• Published 13th Feb 2015
  • 935 Views, 37 Comments

Too Much Love Will Kill You - A Hoof-ful of Dust

How much do you trust what you can see? What you can touch? What you experience? How sure can you be that all you have lived through, all you have loved, is not a dream that will fade at daybreak? Twilight must end the spell.

  • ...


Twilight blinked. For just a moment, she had forgotten what she was doing.

When she was a little filly, Twilight had been fascinated with her parents' grandfather clock. It was old, crafted by hoof by her father's grandmother, though it showed little signs of age upon its reflective wooden surfaces, and it was beautiful, a stately presence that stood in their living room by the smaller bookshelf and filled the house with a rhythmic tick, tick, tick like the beat of a heart, but that wasn't what had fascinated Twilight. The side panels had glass set in them, windows that showed the gears and cogs and levers of the machinery working away inside, and she had been able to sit in her father's easy chair for hours and stare into the clockwork, trying to puzzle out how all the pieces interacted and drove the hands and the chimes from just the small sliver she could see. The face of the clock blocked any view of the mechanics driving it, so looking in from the front while the door was open was no help, and one of the few times Twilight could remember ever being scolded by her father came after she had tried to climb inside the cabinet itself to try to get a better look without the big gear on the right side obscuring her view, so the exact nature of the grandfather clock's interior remained a mystery to her. It wasn't until many years later that she actually saw the interior of a clock -- one of the many affectations of her eccentric history professor had been a fob watch, its chain a swaying metronome against his barrel as he paced methodically through his lectures, and Twilight had once caught him blowing dust out of it between classes -- and she realized how foolish she had been to think she could figure everything out herself with an incomplete picture.

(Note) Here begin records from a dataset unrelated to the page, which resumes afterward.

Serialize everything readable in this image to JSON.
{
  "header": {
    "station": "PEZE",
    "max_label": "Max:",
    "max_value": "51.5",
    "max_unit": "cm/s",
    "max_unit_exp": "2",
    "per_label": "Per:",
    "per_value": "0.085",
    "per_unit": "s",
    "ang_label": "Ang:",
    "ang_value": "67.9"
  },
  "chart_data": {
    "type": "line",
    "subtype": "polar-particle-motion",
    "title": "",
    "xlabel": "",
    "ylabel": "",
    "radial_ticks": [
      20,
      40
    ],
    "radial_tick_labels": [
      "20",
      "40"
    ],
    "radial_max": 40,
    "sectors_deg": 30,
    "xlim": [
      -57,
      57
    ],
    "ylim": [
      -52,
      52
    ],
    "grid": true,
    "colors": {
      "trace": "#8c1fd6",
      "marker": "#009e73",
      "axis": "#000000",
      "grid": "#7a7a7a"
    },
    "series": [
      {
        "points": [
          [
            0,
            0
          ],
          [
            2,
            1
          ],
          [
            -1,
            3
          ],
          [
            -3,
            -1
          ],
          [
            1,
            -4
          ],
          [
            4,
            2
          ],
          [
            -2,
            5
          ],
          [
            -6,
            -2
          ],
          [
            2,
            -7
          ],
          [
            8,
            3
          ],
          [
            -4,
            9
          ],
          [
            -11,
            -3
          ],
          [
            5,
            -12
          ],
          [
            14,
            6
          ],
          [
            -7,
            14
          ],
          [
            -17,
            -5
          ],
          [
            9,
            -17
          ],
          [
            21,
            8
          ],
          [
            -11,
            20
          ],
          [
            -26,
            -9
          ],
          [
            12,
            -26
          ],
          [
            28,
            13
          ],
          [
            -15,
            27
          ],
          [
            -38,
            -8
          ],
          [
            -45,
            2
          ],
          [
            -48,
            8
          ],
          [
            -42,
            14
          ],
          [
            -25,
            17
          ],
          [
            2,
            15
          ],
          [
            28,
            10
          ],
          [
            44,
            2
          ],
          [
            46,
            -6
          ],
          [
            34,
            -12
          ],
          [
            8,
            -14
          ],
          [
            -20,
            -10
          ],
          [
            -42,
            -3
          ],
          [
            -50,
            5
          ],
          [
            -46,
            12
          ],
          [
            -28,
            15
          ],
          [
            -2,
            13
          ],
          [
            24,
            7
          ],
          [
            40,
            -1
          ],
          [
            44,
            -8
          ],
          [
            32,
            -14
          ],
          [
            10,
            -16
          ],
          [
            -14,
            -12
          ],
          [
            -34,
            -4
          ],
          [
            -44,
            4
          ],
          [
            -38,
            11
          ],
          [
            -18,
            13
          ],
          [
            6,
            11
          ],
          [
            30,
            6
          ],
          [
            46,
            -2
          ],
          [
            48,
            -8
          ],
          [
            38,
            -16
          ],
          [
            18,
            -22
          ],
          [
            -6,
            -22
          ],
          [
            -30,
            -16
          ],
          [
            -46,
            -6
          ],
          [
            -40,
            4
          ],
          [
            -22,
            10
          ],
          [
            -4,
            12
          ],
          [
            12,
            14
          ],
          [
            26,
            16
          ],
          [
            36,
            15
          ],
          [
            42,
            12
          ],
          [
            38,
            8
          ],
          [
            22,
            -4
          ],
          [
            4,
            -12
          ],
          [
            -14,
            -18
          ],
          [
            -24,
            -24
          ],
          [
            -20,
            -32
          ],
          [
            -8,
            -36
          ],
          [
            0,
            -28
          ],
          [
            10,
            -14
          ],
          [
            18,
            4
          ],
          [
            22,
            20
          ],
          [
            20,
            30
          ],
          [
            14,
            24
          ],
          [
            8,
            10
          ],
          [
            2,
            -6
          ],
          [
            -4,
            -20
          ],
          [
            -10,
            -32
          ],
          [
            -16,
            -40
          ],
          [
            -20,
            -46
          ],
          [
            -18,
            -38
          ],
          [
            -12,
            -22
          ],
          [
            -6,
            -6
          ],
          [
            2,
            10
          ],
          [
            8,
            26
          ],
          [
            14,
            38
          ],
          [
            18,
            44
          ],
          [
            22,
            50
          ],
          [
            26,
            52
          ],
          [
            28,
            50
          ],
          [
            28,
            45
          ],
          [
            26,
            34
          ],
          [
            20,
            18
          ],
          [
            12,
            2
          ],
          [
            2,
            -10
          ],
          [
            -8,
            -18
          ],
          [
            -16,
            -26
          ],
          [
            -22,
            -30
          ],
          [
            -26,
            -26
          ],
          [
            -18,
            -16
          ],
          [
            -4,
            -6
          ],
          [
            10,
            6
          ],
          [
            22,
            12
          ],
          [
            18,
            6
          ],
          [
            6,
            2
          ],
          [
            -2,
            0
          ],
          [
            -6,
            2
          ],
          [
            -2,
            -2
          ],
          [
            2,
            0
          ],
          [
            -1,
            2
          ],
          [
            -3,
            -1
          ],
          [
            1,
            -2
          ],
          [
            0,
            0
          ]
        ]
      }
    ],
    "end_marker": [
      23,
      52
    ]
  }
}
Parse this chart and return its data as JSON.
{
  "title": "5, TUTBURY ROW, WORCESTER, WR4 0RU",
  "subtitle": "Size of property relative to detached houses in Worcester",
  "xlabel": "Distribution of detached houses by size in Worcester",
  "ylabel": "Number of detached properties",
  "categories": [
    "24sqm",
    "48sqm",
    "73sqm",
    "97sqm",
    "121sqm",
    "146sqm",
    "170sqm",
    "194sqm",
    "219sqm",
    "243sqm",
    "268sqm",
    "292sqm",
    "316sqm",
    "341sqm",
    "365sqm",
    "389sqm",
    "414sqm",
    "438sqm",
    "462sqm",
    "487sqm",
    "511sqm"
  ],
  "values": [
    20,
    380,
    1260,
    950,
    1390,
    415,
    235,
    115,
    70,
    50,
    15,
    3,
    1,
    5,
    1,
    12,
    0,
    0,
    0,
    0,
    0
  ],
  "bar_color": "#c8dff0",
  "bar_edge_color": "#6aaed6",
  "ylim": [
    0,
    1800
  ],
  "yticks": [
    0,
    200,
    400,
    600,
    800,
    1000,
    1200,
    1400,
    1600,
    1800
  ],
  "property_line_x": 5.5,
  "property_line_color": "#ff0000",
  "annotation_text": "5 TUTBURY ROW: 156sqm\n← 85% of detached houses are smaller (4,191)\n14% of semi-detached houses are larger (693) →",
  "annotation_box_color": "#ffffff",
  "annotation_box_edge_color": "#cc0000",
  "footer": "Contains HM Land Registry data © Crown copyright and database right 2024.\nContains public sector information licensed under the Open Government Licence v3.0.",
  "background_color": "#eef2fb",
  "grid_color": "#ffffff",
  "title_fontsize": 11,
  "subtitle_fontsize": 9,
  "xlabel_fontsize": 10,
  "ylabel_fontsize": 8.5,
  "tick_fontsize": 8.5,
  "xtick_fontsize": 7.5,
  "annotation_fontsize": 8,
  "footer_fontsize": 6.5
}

She had sometimes daydreamed of being able to shrink down, mouse-sized, gnat-sized, and climb amongst the gears and sit upon their teeth as they revolved, able to see where each spring and cog was and what function it performed. Sitting at her desk -- her new desk, made of the same crystalline substance as her new home -- had brought about the feeling like she was dangling her hind legs over the edge of a colossal gear: one that had just lurched forward a step with the passing of a second.

There was an open book before her, sitting in a corona of dim lamplight. She must have just lost her place in what she was reading, but it felt like she had instead lost her place in the world, like her mind had climbed an extra step in a flight of stairs and expected solid purchase only to fall through air. The reflective walls of the castle, each surface holding a copy of the glowing lamp, were suddenly foreign and hostile in the dark, and Twilight thought fleetingly about going home. But this was her home now; there was no more Golden Oaks Library, and if she went there she would find only wreckage and scorched earth.

"Twilight," came a murmur from beyond the desk, beneath the covers, the usually light voice thick with sleep, "come to bed." A brief hint of pink mane shifted in the darkness.

Twilight pursed her lips. She closed the open book and dimmed the lamp, finding the way to her bed by starlight. Whatever she had been reading, it could wait until daylight. She settled under the covers and felt a warm hoof encircle her, its owner pressing up against her back.

The last thing Twilight thought of before she faded into sleep was that she really couldn't remember what she had been reading at all.